Paris and Her Remarkable WomenBy Lorraine Liscio, The Little Book Room, £12.99
While reading this book I was told by one person: “Make sure you tell everyone how French women are the best in the world.” The person in question was admittedly female and French, but, reading these pages, you could be forgiven for agreeing with her.
Lorraine Liscio has collected autobiographical vignettes of women who have at one point or another called the City of Light their home: revolutionaries and royalty, divas and designers, scientists and scandalistes.
Liscio gives each woman a brief biographical treatment, and charmingly balances the details of their lives with their more colourful carry-on in punchy paragraphs.
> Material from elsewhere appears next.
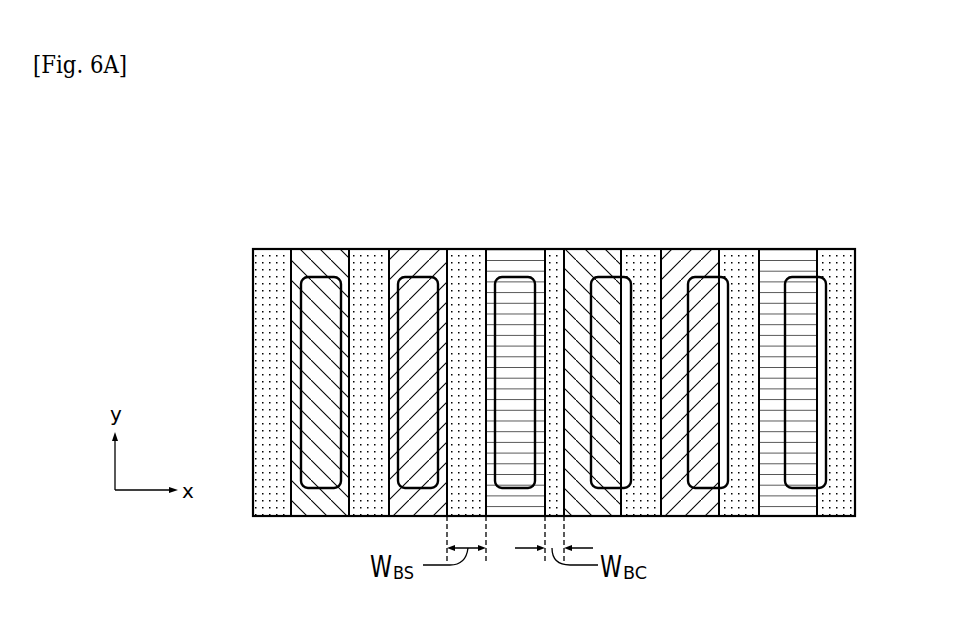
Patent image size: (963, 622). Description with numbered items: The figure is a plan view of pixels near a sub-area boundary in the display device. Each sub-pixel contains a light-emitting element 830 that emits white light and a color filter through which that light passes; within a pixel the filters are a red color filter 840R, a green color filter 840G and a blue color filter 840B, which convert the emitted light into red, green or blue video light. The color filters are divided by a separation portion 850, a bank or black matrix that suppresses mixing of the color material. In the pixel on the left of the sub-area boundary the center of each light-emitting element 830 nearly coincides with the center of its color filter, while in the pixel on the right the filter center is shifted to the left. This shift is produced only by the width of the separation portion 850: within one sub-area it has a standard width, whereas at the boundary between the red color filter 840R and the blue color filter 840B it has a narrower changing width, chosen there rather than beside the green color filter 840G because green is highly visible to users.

These are followed up with the sites around Paris where you can trace these women’s lives, from the staircase down which Coco Chanel’s creations were modelled to the stage where Sarah Bernhardt first became divine.
Liscio does a fine job in summarising these women’s achievements in the face of adversity. The chapter on Maria Sklodowska (or Marie Curie, as the French would have it) is particularly satisfying, and the details of the conditions she worked under are particularly appalling.
This being Paris, though, the whiff of scandal is as noticeable as Chanel No 5, from Coco’s own life story and the writings of Colette to the extraordinary love story of the abbess Héloïse.
If there is a criticism of this book, it is that this elegant volume, with its beautiful illustrations, is too short by half. But, then again, this could well send you scurrying to the biography section of your bookshop before you start trying to track the ghosts of these oh-so-chic Parisians through the streets they once strolled along.
This book is utterly charming, beautiful to look at and somewhat mysterious – just like the women of Paris, then.